1-click is one of my least favorite patents, but it really comes down to an argument about obviousness -- an argument it appears to have lost in Europe (where the patent was never granted). The patent has been challenged, most of its claims thrown out, and its remaining claims narrowed:

http://en.wikipedia.org/wiki/1-Click

I'd suggest that in the end its a question of application not theory. In this case the Europeans have arguably done a better job of applying patent law than the US.


The solution already exists, in parallel with patents. If the whole goal is to "incentive innovation", then there are many ways of doing this. And we've been doing it already. If all you wanna do is incentive innovation then just give innovators what they need to innovate. That's what angel investors, angel groups, startup incubators, accelerators and even kickstarter backers do.

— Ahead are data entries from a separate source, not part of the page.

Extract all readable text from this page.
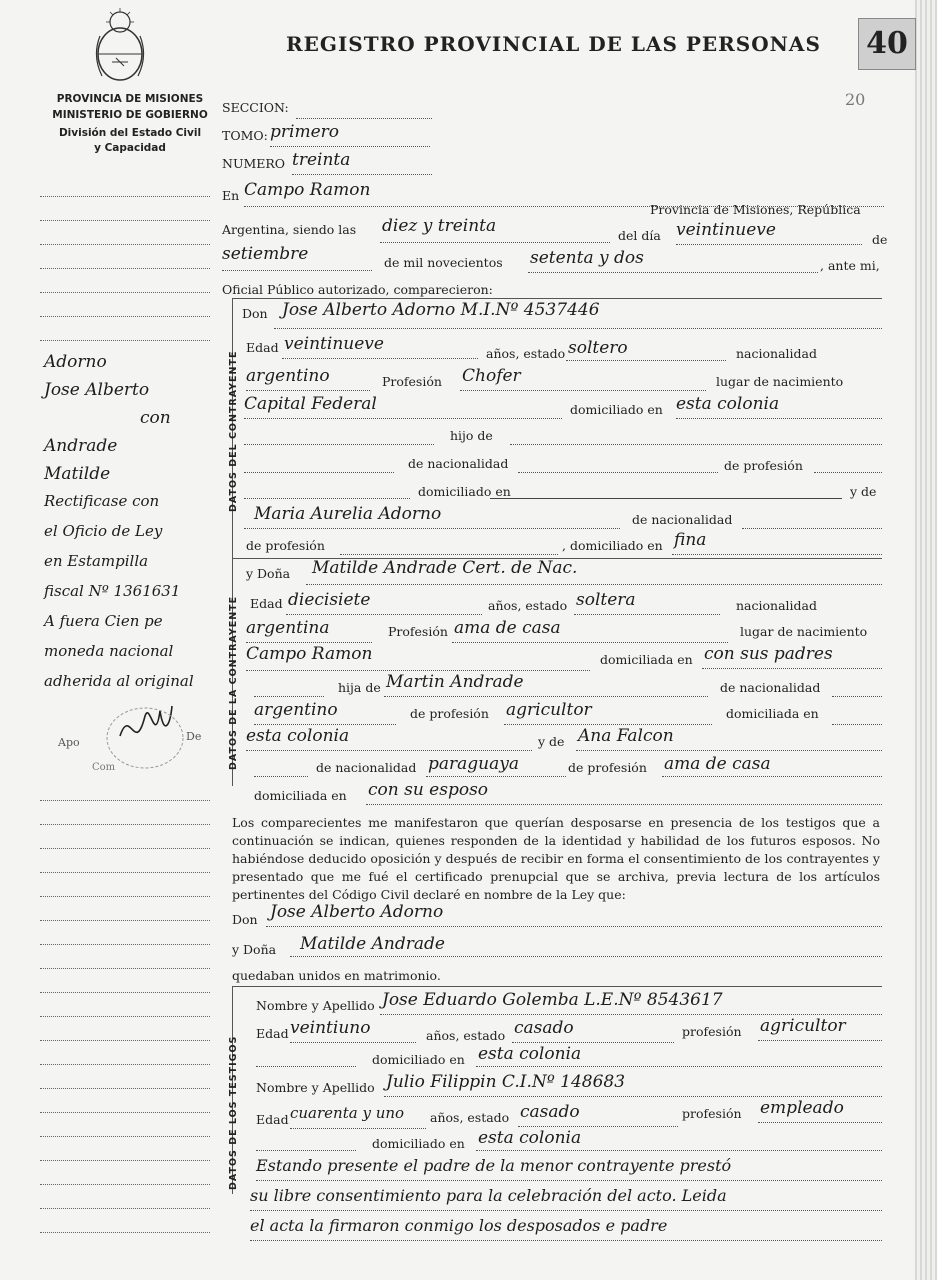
REGISTRO PROVINCIAL DE LAS PERSONAS 40
20
PROVINCIA DE MISIONES
MINISTERIO DE GOBIERNO
División del Estado Civil
y Capacidad
Adorno
Jose Alberto
con
Andrade
Matilde
Rectificase con
el Oficio de Ley
en Estampilla
fiscal Nº 1361631
A fuera Cien pe
moneda nacional
adherida al original
Apo	De
Com
SECCION:
TOMO: primero
NUMERO treinta
En Campo Ramon
Provincia de Misiones, República
Argentina, siendo las diez y treinta	del día veintinueve	de
setiembre	de mil novecientos setenta y dos	, ante mi,
Oficial Público autorizado, comparecieron:
DATOS DEL CONTRAYENTE
Don Jose Alberto Adorno M.I.Nº 4537446
Edad veintinueve	años, estado soltero	nacionalidad
argentino	Profesión Chofer	lugar de nacimiento
Capital Federal	domiciliado en esta colonia
hijo de
de nacionalidad	de profesión
domiciliado en	y de
Maria Aurelia Adorno	de nacionalidad
de profesión	, domiciliado en fina
DATOS DE LA CONTRAYENTE
y Doña Matilde Andrade Cert. de Nac.
Edad diecisiete	años, estado soltera	nacionalidad
argentina	Profesión ama de casa	lugar de nacimiento
Campo Ramon	domiciliada en con sus padres
hija de Martin Andrade	de nacionalidad
argentino	de profesión agricultor	domiciliada en
esta colonia	y de Ana Falcon
de nacionalidad paraguaya	de profesión ama de casa
domiciliada en con su esposo
Los comparecientes me manifestaron que querían desposarse en presencia de los testigos que a continuación se indican, quienes responden de la identidad y habilidad de los futuros esposos. No habiéndose deducido oposición y después de recibir en forma el consentimiento de los contrayentes y presentado que me fué el certificado prenupcial que se archiva, previa lectura de los artículos pertinentes del Código Civil declaré en nombre de la Ley que:
Don Jose Alberto Adorno
y Doña Matilde Andrade
quedaban unidos en matrimonio.
DATOS DE LOS TESTIGOS
Nombre y Apellido Jose Eduardo Golemba L.E.Nº 8543617
Edad veintiuno	años, estado casado	profesión agricultor
domiciliado en esta colonia
Nombre y Apellido Julio Filippin C.I.Nº 148683
Edad cuarenta y uno años, estado casado	profesión empleado
domiciliado en esta colonia
Estando presente el padre de la menor contrayente prestó
su libre consentimiento para la celebración del acto. Leida
el acta la firmaron conmigo los desposados e padre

There's absolutely nothing about the concept of "incentive innovation" that says you must punish other innovators by giving monopolies to each individual. Of all ideas for promoting innovation you can think of, granting monopolies are among the worst ones. If before the invention of Intellectual Property, if you asked people to come up with new ideas to incentive innovation, no one would come up with "let's promote innovation by punishing innovators to pay fees to a select few". And in fact, no one did, that's not how IP was invented, it was the other way around. It started with UK monarchy monopolies with the explicit goal to make money for the monarchy. The excuse that IP protects innovation was made up later by those who were profiting from it when the monarchy fell.

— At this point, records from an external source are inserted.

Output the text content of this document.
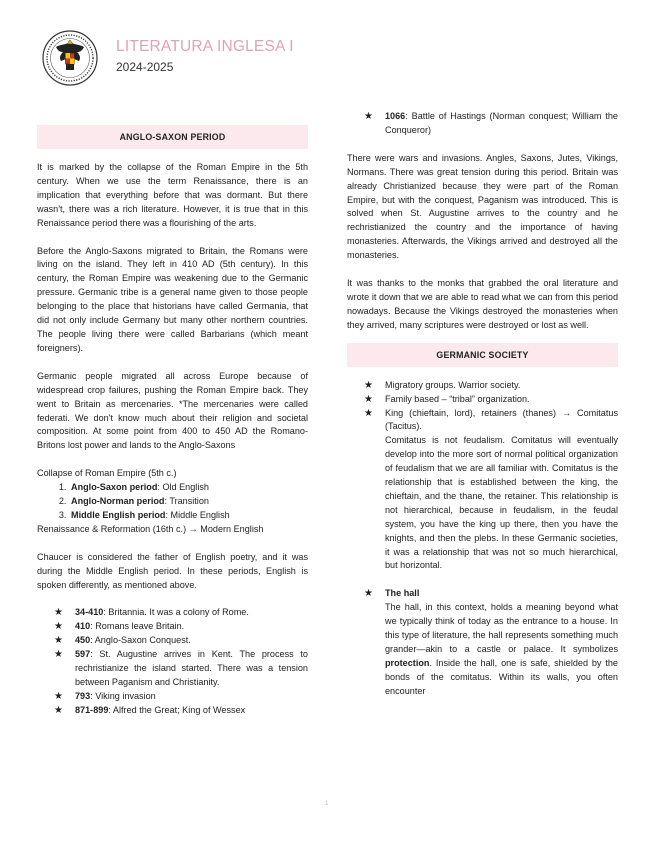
LITERATURA INGLESA I
2024-2025
ANGLO-SAXON PERIOD

It is marked by the collapse of the Roman Empire in the 5th century. When we use the term Renaissance, there is an implication that everything before that was dormant. But there wasn't, there was a rich literature. However, it is true that in this Renaissance period there was a flourishing of the arts.

Before the Anglo-Saxons migrated to Britain, the Romans were living on the island. They left in 410 AD (5th century). In this century, the Roman Empire was weakening due to the Germanic pressure. Germanic tribe is a general name given to those people belonging to the place that historians have called Germania, that did not only include Germany but many other northern countries. The people living there were called Barbarians (which meant foreigners).

Germanic people migrated all across Europe because of widespread crop failures, pushing the Roman Empire back. They went to Britain as mercenaries. *The mercenaries were called federati. We don't know much about their religion and societal composition. At some point from 400 to 450 AD the Romano-Britons lost power and lands to the Anglo-Saxons

Collapse of Roman Empire (5th c.)
1. Anglo-Saxon period: Old English
2. Anglo-Norman period: Transition
3. Middle English period: Middle English
Renaissance & Reformation (16th c.) → Modern English

Chaucer is considered the father of English poetry, and it was during the Middle English period. In these periods, English is spoken differently, as mentioned above.

★ 34-410: Britannia. It was a colony of Rome.

★ 410: Romans leave Britain.

★ 450: Anglo-Saxon Conquest.

★ 597: St. Augustine arrives in Kent. The process to rechristianize the island started. There was a tension between Paganism and Christianity.

★ 793: Viking invasion

★ 871-899: Alfred the Great; King of Wessex

★ 1066: Battle of Hastings (Norman conquest; William the Conqueror)

There were wars and invasions. Angles, Saxons, Jutes, Vikings, Normans. There was great tension during this period. Britain was already Christianized because they were part of the Roman Empire, but with the conquest, Paganism was introduced. This is solved when St. Augustine arrives to the country and he rechristianized the country and the importance of having monasteries. Afterwards, the Vikings arrived and destroyed all the monasteries.

It was thanks to the monks that grabbed the oral literature and wrote it down that we are able to read what we can from this period nowadays. Because the Vikings destroyed the monasteries when they arrived, many scriptures were destroyed or lost as well.

GERMANIC SOCIETY

★ Migratory groups. Warrior society.

★ Family based – “tribal” organization.

★ King (chieftain, lord), retainers (thanes) → Comitatus (Tacitus).

Comitatus is not feudalism. Comitatus will eventually develop into the more sort of normal political organization of feudalism that we are all familiar with. Comitatus is the relationship that is established between the king, the chieftain, and the thane, the retainer. This relationship is not hierarchical, because in feudalism, in the feudal system, you have the king up there, then you have the knights, and then the plebs. In these Germanic societies, it was a relationship that was not so much hierarchical, but horizontal.

★ The hall

The hall, in this context, holds a meaning beyond what we typically think of today as the entrance to a house. In this type of literature, the hall represents something much grander—akin to a castle or palace. It symbolizes protection. Inside the hall, one is safe, shielded by the bonds of the comitatus. Within its walls, you often encounter

1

Solutions to replace patents always existed, still exist and are working great. YCombinator is a great example of that. If you think it's the government who should grant some kind of incentives. I don't know about the US, but in my country we have many government programs for innovative startups. Many high tech and bio tech startups only exist because of government granted funding, incubation and mentorship.

Humans will always innovate. Solutions already exist and are working. Patents just need to stay out of our way and the rest will keep working fine.